On Mon, Apr 22, 2013 at 4:26 PM, Dennis Handly <[email protected]> wrote:

> >From: Richard Smith <[email protected]>
> >N3639, which was voted into the C++14 committee draft today, adds a
> >std::bad_array_length exception which an implementation is required to
> >throw if the computed bound for a VLA ("array of runtime bound") is
> >"erroneous".
> > - bound <= 0
> > - bound > some implementation-defined limit
> > - bound < number of initializers provided
>
> >I propose we don't try to encode what went wrong and just use
> >  extern "C" void __cxa_throw_bad_array_length();
>
> Any reason we don't try to pass in one of the above three?
> Do we want to enable a useful what() string?
>

Consistency with __cxa_throw_bad_array_new_length, simplicity of
implementation, slightly reduced code size.

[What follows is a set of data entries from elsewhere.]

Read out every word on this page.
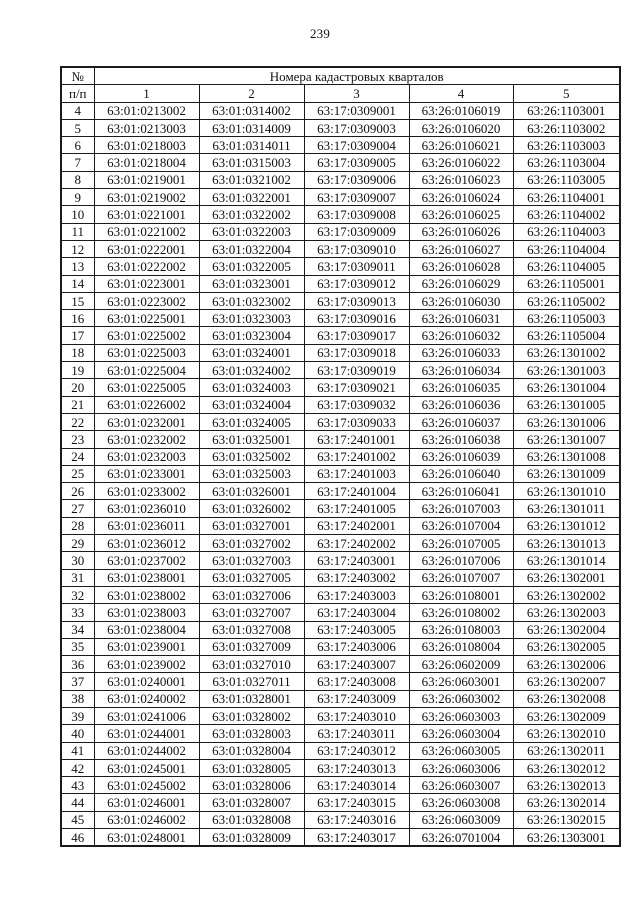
239
№	Номера кадастровых кварталов				
п/п	1	2	3	4	5
4	63:01:0213002	63:01:0314002	63:17:0309001	63:26:0106019	63:26:1103001
5	63:01:0213003	63:01:0314009	63:17:0309003	63:26:0106020	63:26:1103002
6	63:01:0218003	63:01:0314011	63:17:0309004	63:26:0106021	63:26:1103003
7	63:01:0218004	63:01:0315003	63:17:0309005	63:26:0106022	63:26:1103004
8	63:01:0219001	63:01:0321002	63:17:0309006	63:26:0106023	63:26:1103005
9	63:01:0219002	63:01:0322001	63:17:0309007	63:26:0106024	63:26:1104001
10	63:01:0221001	63:01:0322002	63:17:0309008	63:26:0106025	63:26:1104002
11	63:01:0221002	63:01:0322003	63:17:0309009	63:26:0106026	63:26:1104003
12	63:01:0222001	63:01:0322004	63:17:0309010	63:26:0106027	63:26:1104004
13	63:01:0222002	63:01:0322005	63:17:0309011	63:26:0106028	63:26:1104005
14	63:01:0223001	63:01:0323001	63:17:0309012	63:26:0106029	63:26:1105001
15	63:01:0223002	63:01:0323002	63:17:0309013	63:26:0106030	63:26:1105002
16	63:01:0225001	63:01:0323003	63:17:0309016	63:26:0106031	63:26:1105003
17	63:01:0225002	63:01:0323004	63:17:0309017	63:26:0106032	63:26:1105004
18	63:01:0225003	63:01:0324001	63:17:0309018	63:26:0106033	63:26:1301002
19	63:01:0225004	63:01:0324002	63:17:0309019	63:26:0106034	63:26:1301003
20	63:01:0225005	63:01:0324003	63:17:0309021	63:26:0106035	63:26:1301004
21	63:01:0226002	63:01:0324004	63:17:0309032	63:26:0106036	63:26:1301005
22	63:01:0232001	63:01:0324005	63:17:0309033	63:26:0106037	63:26:1301006
23	63:01:0232002	63:01:0325001	63:17:2401001	63:26:0106038	63:26:1301007
24	63:01:0232003	63:01:0325002	63:17:2401002	63:26:0106039	63:26:1301008
25	63:01:0233001	63:01:0325003	63:17:2401003	63:26:0106040	63:26:1301009
26	63:01:0233002	63:01:0326001	63:17:2401004	63:26:0106041	63:26:1301010
27	63:01:0236010	63:01:0326002	63:17:2401005	63:26:0107003	63:26:1301011
28	63:01:0236011	63:01:0327001	63:17:2402001	63:26:0107004	63:26:1301012
29	63:01:0236012	63:01:0327002	63:17:2402002	63:26:0107005	63:26:1301013
30	63:01:0237002	63:01:0327003	63:17:2403001	63:26:0107006	63:26:1301014
31	63:01:0238001	63:01:0327005	63:17:2403002	63:26:0107007	63:26:1302001
32	63:01:0238002	63:01:0327006	63:17:2403003	63:26:0108001	63:26:1302002
33	63:01:0238003	63:01:0327007	63:17:2403004	63:26:0108002	63:26:1302003
34	63:01:0238004	63:01:0327008	63:17:2403005	63:26:0108003	63:26:1302004
35	63:01:0239001	63:01:0327009	63:17:2403006	63:26:0108004	63:26:1302005
36	63:01:0239002	63:01:0327010	63:17:2403007	63:26:0602009	63:26:1302006
37	63:01:0240001	63:01:0327011	63:17:2403008	63:26:0603001	63:26:1302007
38	63:01:0240002	63:01:0328001	63:17:2403009	63:26:0603002	63:26:1302008
39	63:01:0241006	63:01:0328002	63:17:2403010	63:26:0603003	63:26:1302009
40	63:01:0244001	63:01:0328003	63:17:2403011	63:26:0603004	63:26:1302010
41	63:01:0244002	63:01:0328004	63:17:2403012	63:26:0603005	63:26:1302011
42	63:01:0245001	63:01:0328005	63:17:2403013	63:26:0603006	63:26:1302012
43	63:01:0245002	63:01:0328006	63:17:2403014	63:26:0603007	63:26:1302013
44	63:01:0246001	63:01:0328007	63:17:2403015	63:26:0603008	63:26:1302014
45	63:01:0246002	63:01:0328008	63:17:2403016	63:26:0603009	63:26:1302015
46	63:01:0248001	63:01:0328009	63:17:2403017	63:26:0701004	63:26:1303001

> >From: Florian Weimer <[email protected]>
> >Do we want to throw an exception if the stack hasn't got sufficient
> >space for the array?
>
> Or is this just some "small" implementation-defined limit that is mentioned
> in N3639?
>
> I assume this limit is really based on total size and not on a bound?
>

The limit is implementation-defined, which I interpret to mean that we can
do whatever we like, so long as we document what we do.